En remplissant le carnet et en le relisant, je me suis aperçue que j’avais peu de moments avec Norbert. Ben c'est au lever quand on s’occupe des filles. Mais là où on se retrouve c'est vraiment le soir au coucher des filles. Maintenant ce qu’on fait c'est qu’on essaie de se retrouver entre midi et deux des fois. On mange ensemble, on fait du shopping. Ou alors c'est à la maison. C'est au coup par coup. Lui, il est en ville, on s’appelle, et comme moi en métro j’en ai pour un quart d’heure… (Héloïse, architecte salariée)

. Un temps pour soi réduit

Le « temps pour soi » comme ordre d’activité, dont on a dit qu’il est un ordre transversal aux catégories, même s’il n’occupe pas la même place dans toutes, est ici largement minoré, voire absent. Difficile d’en trouver trace dans les carnets d’emplois du temps qui, essentiellement, se présentent comme de longs inventaires d’activités concrètes.

Avoir plus de temps pour moi, ben j’ai jamais pensé à ça, j’ai pensé aux enfants. (…) Je ne prends pas le temps d’en avoir plus pour moi en fait. (…) Non, des moments rien que pour moi, non. (Michèle, infirmière)

Lorsqu’il est annoncé comme présent, son développement dans le discours le fait rapidement déboucher sur du temps pour autrui.

Je me prends du temps pour moi, pour faire des choses pour moi, faire les magasins, voir ma mère, ma sœur, amener Rosalie[sa fille] à la piscine, inviter une copine à Rosalie et leurs faire à goûter. Faire faire les devoirs à Rosalie,(…) et je prends plus de temps pour m’occuper de mes petites nièces. Elles sont souvent à la maison, en tout cas depuis que je suis à temps partiel. (Denise, employée de commerce)

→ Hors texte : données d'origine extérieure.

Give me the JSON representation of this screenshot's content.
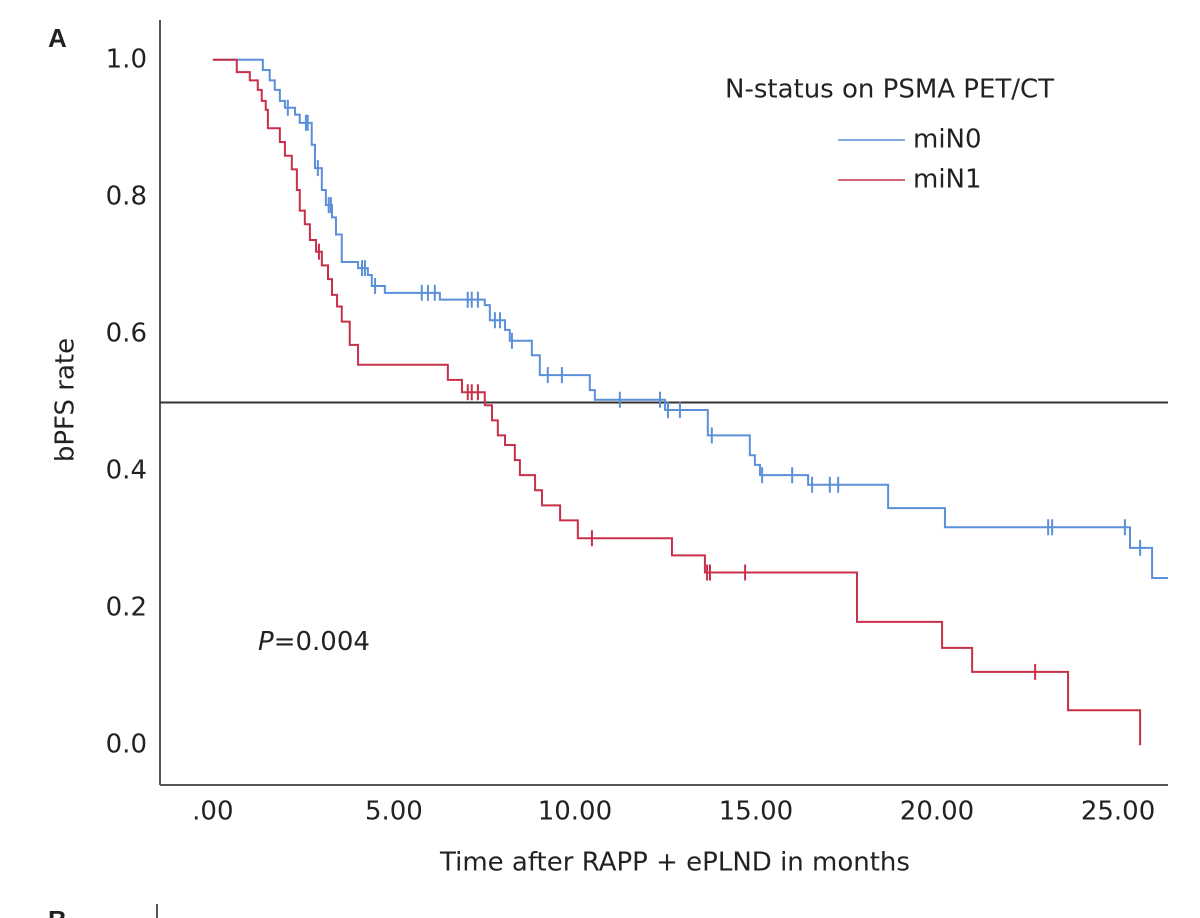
{
  "chart_data": {
    "type": "kaplan-meier",
    "panel_label": "A",
    "next_panel_label": "B",
    "x_label": "Time after RAPP + ePLND in months",
    "y_label": "bPFS rate",
    "legend_title": "N-status on PSMA PET/CT",
    "annotation": {
      "italic": "P",
      "text": "=0.004"
    },
    "reference_line": 0.5,
    "xlim": [
      -1.46,
      26.38
    ],
    "ylim": [
      -0.058,
      1.058
    ],
    "xticks": [
      {
        "value": 0,
        "label": ".00"
      },
      {
        "value": 5,
        "label": "5.00"
      },
      {
        "value": 10,
        "label": "10.00"
      },
      {
        "value": 15,
        "label": "15.00"
      },
      {
        "value": 20,
        "label": "20.00"
      },
      {
        "value": 25,
        "label": "25.00"
      }
    ],
    "yticks": [
      {
        "value": 0,
        "label": "0.0"
      },
      0.2,
      0.4,
      0.6,
      0.8,
      {
        "value": 1,
        "label": "1.0"
      }
    ],
    "series": [
      {
        "name": "miN0",
        "color": "#5b8fd9",
        "x": [
          0,
          1.38,
          1.57,
          1.71,
          1.85,
          1.99,
          2.27,
          2.4,
          2.73,
          2.82,
          3.01,
          3.12,
          3.29,
          3.4,
          3.56,
          4.01,
          4.28,
          4.39,
          4.75,
          6.27,
          7.51,
          7.65,
          8.07,
          8.2,
          8.81,
          9.03,
          10.41,
          10.55,
          12.49,
          13.67,
          14.83,
          14.97,
          15.11,
          16.44,
          18.65,
          20.22,
          25.33,
          25.94,
          26.38
        ],
        "values": [
          1.0,
          0.985,
          0.97,
          0.956,
          0.94,
          0.93,
          0.92,
          0.908,
          0.876,
          0.842,
          0.81,
          0.788,
          0.77,
          0.745,
          0.705,
          0.696,
          0.686,
          0.67,
          0.66,
          0.65,
          0.642,
          0.62,
          0.606,
          0.59,
          0.569,
          0.54,
          0.518,
          0.504,
          0.489,
          0.452,
          0.423,
          0.409,
          0.394,
          0.38,
          0.346,
          0.318,
          0.288,
          0.244,
          0.244
        ],
        "censored": [
          2.07,
          2.57,
          2.62,
          2.9,
          3.2,
          3.26,
          4.12,
          4.2,
          4.48,
          5.77,
          5.94,
          6.13,
          7.04,
          7.15,
          7.32,
          7.79,
          7.93,
          8.26,
          9.25,
          9.64,
          11.24,
          12.35,
          12.57,
          12.9,
          13.78,
          15.17,
          16.0,
          16.55,
          17.04,
          17.27,
          23.07,
          23.18,
          25.19,
          25.61
        ]
      },
      {
        "name": "miN1",
        "color": "#c8304a",
        "x": [
          0,
          0.66,
          1.02,
          1.24,
          1.35,
          1.46,
          1.52,
          1.85,
          1.99,
          2.18,
          2.32,
          2.4,
          2.54,
          2.68,
          2.85,
          3.01,
          3.18,
          3.29,
          3.43,
          3.56,
          3.78,
          4.01,
          6.49,
          6.88,
          7.51,
          7.71,
          7.87,
          8.07,
          8.34,
          8.48,
          8.9,
          9.09,
          9.59,
          10.08,
          12.68,
          13.59,
          17.79,
          20.14,
          20.97,
          23.62,
          25.61
        ],
        "values": [
          1.0,
          0.982,
          0.97,
          0.956,
          0.94,
          0.927,
          0.9,
          0.88,
          0.86,
          0.84,
          0.81,
          0.78,
          0.76,
          0.737,
          0.72,
          0.7,
          0.68,
          0.657,
          0.64,
          0.618,
          0.584,
          0.555,
          0.533,
          0.515,
          0.496,
          0.474,
          0.452,
          0.438,
          0.416,
          0.394,
          0.372,
          0.35,
          0.328,
          0.302,
          0.277,
          0.252,
          0.18,
          0.142,
          0.107,
          0.051,
          0.0
        ],
        "censored": [
          2.93,
          7.04,
          7.15,
          7.32,
          10.47,
          13.65,
          13.73,
          14.7,
          22.71
        ]
      }
    ]
  }
}
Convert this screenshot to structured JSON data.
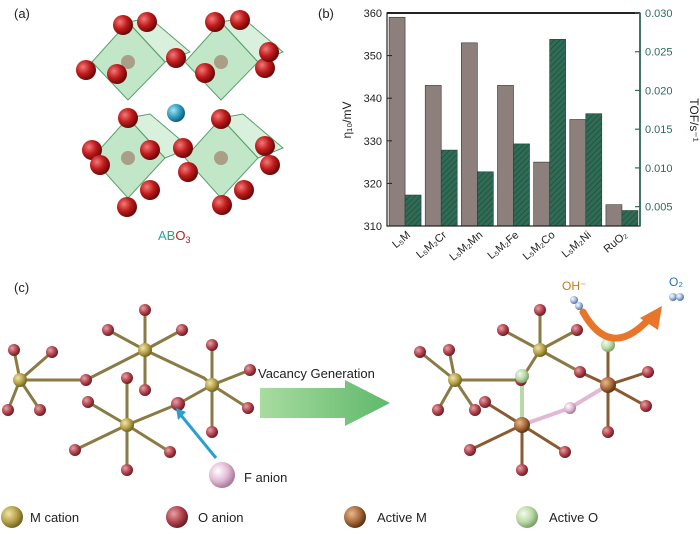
{
  "panels": {
    "a": {
      "label": "(a)",
      "formula": {
        "A": "A",
        "B": "B",
        "O": "O",
        "sub": "3"
      }
    },
    "b": {
      "label": "(b)"
    },
    "c": {
      "label": "(c)",
      "arrow_text": "Vacancy Generation",
      "f_anion": "F anion",
      "oh": "OH⁻",
      "o2": "O₂"
    }
  },
  "legend": [
    {
      "label": "M cation",
      "color": "#b5a04a"
    },
    {
      "label": "O anion",
      "color": "#b0434d"
    },
    {
      "label": "Active M",
      "color": "#a86a3c"
    },
    {
      "label": "Active O",
      "color": "#b9d9a6"
    }
  ],
  "chart_data": {
    "type": "bar",
    "categories": [
      "L₅M",
      "L₅M₂Cr",
      "L₅M₂Mn",
      "L₅M₂Fe",
      "L₅M₂Co",
      "L₅M₂Ni",
      "RuO₂"
    ],
    "series": [
      {
        "values": [
          359,
          343,
          353,
          343,
          325,
          335,
          315
        ],
        "color": "#8c7f7c"
      },
      {
        "values": [
          0.0065,
          0.0123,
          0.0095,
          0.0131,
          0.0266,
          0.017,
          0.0045
        ],
        "color": "#2f6b55"
      }
    ],
    "ylabel_left": "η₁₀/mV",
    "ylabel_right": "TOF/s⁻¹",
    "ylim_left": [
      310,
      360
    ],
    "ylim_right": [
      0.0025,
      0.03
    ],
    "yticks_left": [
      "310",
      "320",
      "330",
      "340",
      "350",
      "360"
    ],
    "yticks_right": [
      "0.005",
      "0.010",
      "0.015",
      "0.020",
      "0.025",
      "0.030"
    ],
    "right_axis_color": "#2f6b55",
    "grid": false
  }
}
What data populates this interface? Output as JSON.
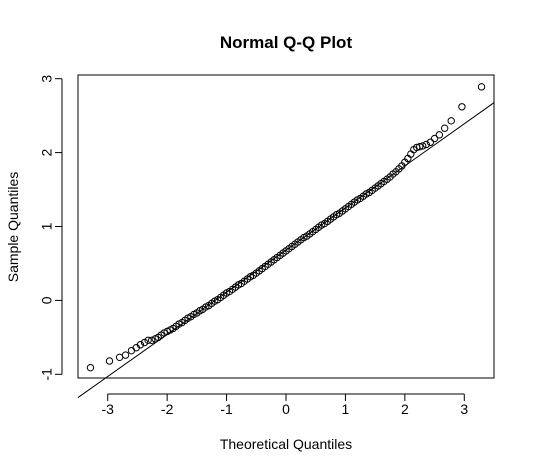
{
  "chart_data": {
    "type": "scatter",
    "title": "Normal Q-Q Plot",
    "xlabel": "Theoretical Quantiles",
    "ylabel": "Sample Quantiles",
    "xlim": [
      -3.5,
      3.5
    ],
    "ylim": [
      -1.05,
      3.05
    ],
    "xticks": [
      -3,
      -2,
      -1,
      0,
      1,
      2,
      3
    ],
    "yticks": [
      -1,
      0,
      1,
      2,
      3
    ],
    "xtick_labels": [
      "-3",
      "-2",
      "-1",
      "0",
      "1",
      "2",
      "3"
    ],
    "ytick_labels": [
      "-1",
      "0",
      "1",
      "2",
      "3"
    ],
    "grid": false,
    "reference_line": {
      "intercept": 0.68,
      "slope": 0.57
    },
    "point_style": "open-circle",
    "points": [
      [
        -3.29,
        -0.91
      ],
      [
        -2.97,
        -0.82
      ],
      [
        -2.8,
        -0.77
      ],
      [
        -2.7,
        -0.74
      ],
      [
        -2.6,
        -0.68
      ],
      [
        -2.52,
        -0.64
      ],
      [
        -2.45,
        -0.6
      ],
      [
        -2.38,
        -0.57
      ],
      [
        -2.32,
        -0.54
      ],
      [
        -2.26,
        -0.54
      ],
      [
        -2.2,
        -0.52
      ],
      [
        -2.15,
        -0.5
      ],
      [
        -2.1,
        -0.47
      ],
      [
        -2.05,
        -0.44
      ],
      [
        -2.0,
        -0.42
      ],
      [
        -1.95,
        -0.4
      ],
      [
        -1.9,
        -0.38
      ],
      [
        -1.85,
        -0.35
      ],
      [
        -1.8,
        -0.32
      ],
      [
        -1.75,
        -0.3
      ],
      [
        -1.7,
        -0.27
      ],
      [
        -1.65,
        -0.24
      ],
      [
        -1.6,
        -0.22
      ],
      [
        -1.55,
        -0.19
      ],
      [
        -1.5,
        -0.17
      ],
      [
        -1.45,
        -0.14
      ],
      [
        -1.4,
        -0.12
      ],
      [
        -1.35,
        -0.09
      ],
      [
        -1.3,
        -0.07
      ],
      [
        -1.25,
        -0.04
      ],
      [
        -1.2,
        -0.01
      ],
      [
        -1.15,
        0.01
      ],
      [
        -1.1,
        0.04
      ],
      [
        -1.05,
        0.07
      ],
      [
        -1.0,
        0.1
      ],
      [
        -0.95,
        0.12
      ],
      [
        -0.9,
        0.15
      ],
      [
        -0.85,
        0.18
      ],
      [
        -0.8,
        0.21
      ],
      [
        -0.75,
        0.23
      ],
      [
        -0.7,
        0.26
      ],
      [
        -0.65,
        0.29
      ],
      [
        -0.6,
        0.32
      ],
      [
        -0.55,
        0.34
      ],
      [
        -0.5,
        0.37
      ],
      [
        -0.45,
        0.4
      ],
      [
        -0.4,
        0.43
      ],
      [
        -0.35,
        0.46
      ],
      [
        -0.3,
        0.49
      ],
      [
        -0.25,
        0.52
      ],
      [
        -0.2,
        0.55
      ],
      [
        -0.15,
        0.58
      ],
      [
        -0.1,
        0.61
      ],
      [
        -0.05,
        0.64
      ],
      [
        0.0,
        0.67
      ],
      [
        0.05,
        0.7
      ],
      [
        0.1,
        0.73
      ],
      [
        0.15,
        0.76
      ],
      [
        0.2,
        0.79
      ],
      [
        0.25,
        0.82
      ],
      [
        0.3,
        0.85
      ],
      [
        0.35,
        0.87
      ],
      [
        0.4,
        0.9
      ],
      [
        0.45,
        0.93
      ],
      [
        0.5,
        0.96
      ],
      [
        0.55,
        0.99
      ],
      [
        0.6,
        1.02
      ],
      [
        0.65,
        1.04
      ],
      [
        0.7,
        1.07
      ],
      [
        0.75,
        1.1
      ],
      [
        0.8,
        1.13
      ],
      [
        0.85,
        1.16
      ],
      [
        0.9,
        1.18
      ],
      [
        0.95,
        1.21
      ],
      [
        1.0,
        1.24
      ],
      [
        1.05,
        1.27
      ],
      [
        1.1,
        1.3
      ],
      [
        1.15,
        1.33
      ],
      [
        1.2,
        1.36
      ],
      [
        1.25,
        1.38
      ],
      [
        1.3,
        1.41
      ],
      [
        1.35,
        1.44
      ],
      [
        1.4,
        1.46
      ],
      [
        1.45,
        1.49
      ],
      [
        1.5,
        1.52
      ],
      [
        1.55,
        1.55
      ],
      [
        1.6,
        1.58
      ],
      [
        1.65,
        1.61
      ],
      [
        1.7,
        1.64
      ],
      [
        1.75,
        1.67
      ],
      [
        1.8,
        1.71
      ],
      [
        1.85,
        1.74
      ],
      [
        1.9,
        1.78
      ],
      [
        1.95,
        1.82
      ],
      [
        2.0,
        1.87
      ],
      [
        2.05,
        1.92
      ],
      [
        2.1,
        1.98
      ],
      [
        2.15,
        2.04
      ],
      [
        2.2,
        2.07
      ],
      [
        2.25,
        2.08
      ],
      [
        2.3,
        2.09
      ],
      [
        2.36,
        2.11
      ],
      [
        2.43,
        2.14
      ],
      [
        2.5,
        2.19
      ],
      [
        2.58,
        2.24
      ],
      [
        2.67,
        2.33
      ],
      [
        2.78,
        2.43
      ],
      [
        2.96,
        2.62
      ],
      [
        3.29,
        2.89
      ]
    ]
  }
}
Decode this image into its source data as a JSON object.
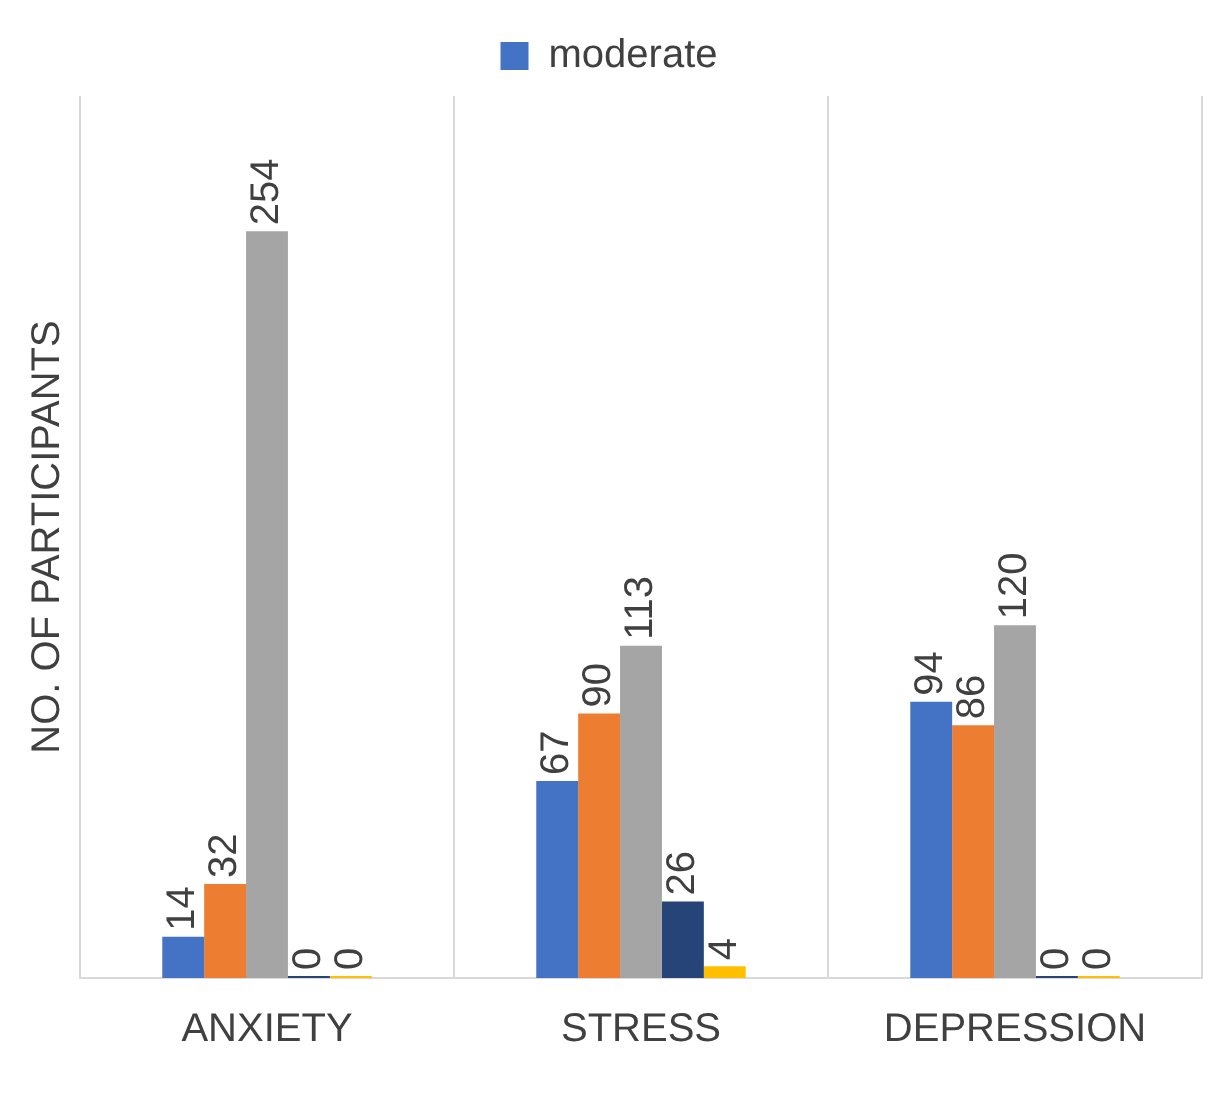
{
  "chart_data": {
    "type": "bar",
    "ylabel": "NO. OF PARTICIPANTS",
    "categories": [
      "ANXIETY",
      "STRESS",
      "DEPRESSION"
    ],
    "series": [
      {
        "name": "moderate",
        "color": "#4472c4",
        "values": [
          14,
          67,
          94
        ]
      },
      {
        "color": "#ed7d31",
        "values": [
          32,
          90,
          86
        ]
      },
      {
        "color": "#a5a5a5",
        "values": [
          254,
          113,
          120
        ]
      },
      {
        "color": "#264478",
        "values": [
          0,
          26,
          0
        ]
      },
      {
        "color": "#ffc000",
        "values": [
          0,
          4,
          0
        ]
      }
    ],
    "data_labels": true,
    "grid": "x",
    "legend": "top"
  }
}
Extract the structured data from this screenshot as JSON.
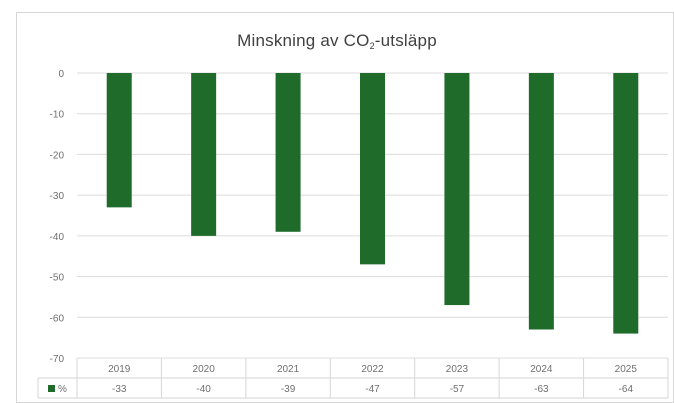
{
  "chart_data": {
    "type": "bar",
    "title": {
      "prefix": "Minskning av CO",
      "subscript": "2",
      "suffix": "-utsläpp"
    },
    "categories": [
      "2019",
      "2020",
      "2021",
      "2022",
      "2023",
      "2024",
      "2025"
    ],
    "series": [
      {
        "name": "%",
        "values": [
          -33,
          -40,
          -39,
          -47,
          -57,
          -63,
          -64
        ],
        "color": "#1f6b2a"
      }
    ],
    "data_table_values": [
      "-33",
      "-40",
      "-39",
      "-47",
      "-57",
      "-63",
      "-64"
    ],
    "ylim": [
      -70,
      0
    ],
    "yticks": [
      "0",
      "-10",
      "-20",
      "-30",
      "-40",
      "-50",
      "-60",
      "-70"
    ],
    "grid": true,
    "data_table": true,
    "legend_placement": "data-table"
  }
}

Si certains enquêtés disent n’avoir jamais eu une expérience nette du temps pour soi, d’autres affirment l’avoir perdu avec leur entrée dans la parentalité.

Avant j’avais pas mal de temps pour moi, vu que j’étais seule [sans enfant], et du coup je pouvais profiter de la vie étudiante que terminait Norbert. (Heloïse, architecte salariée)

Si, dans cette catégorie temporelle de la parentalité, les activités sont si présentes dans leurs énonciations concrètes et leur mise en séquences linéaires, c'est que l’on est sans ambiguïté dans une catégorie qui relève du « faire ». Nos enquêtés, « toujours dans l’action », affirment avoir toujours « quelque chose à faire », ce qui se décline assez souvent en « impossibilité de ne rien faire », et une absence de « temps morts ». Dans ce cadre, il est d’ailleurs intéressant de constater quel statut temporel ont ces jours de temps « libérés » par le temps partiel. Denise, employée de commerce, nous affirme qu’elle ne peut pas se détendre le lundi, jour qu’elle réserve alors en partie aux activités ménagères, parce que « c'est un jour de semaine », même si ce n’est pas un jour de travail.

. L’organisation comme allant de soi

Les modes d’organisation du temps font apparaître certes des gestions, des anticipations, des prévisions minima nécessaires mais ce sont des « dispositifs légers », peu formalisés, à un échelle de temps réduite, de l’ordre de la semaine au maximum. Ils sont tellement contraints extérieurement que l’on peut avoir le sentiment que les choses s’enchaînent d’elles-mêmes, « comme elles viennent », « comme on peut, un pied devant l’autre ». De fait, les seules articulations qui peuvent complexifier un peu ces modes d’organisations se situent en fait entre les deux ordres d’activités majeurs que sont les enfants et le travail.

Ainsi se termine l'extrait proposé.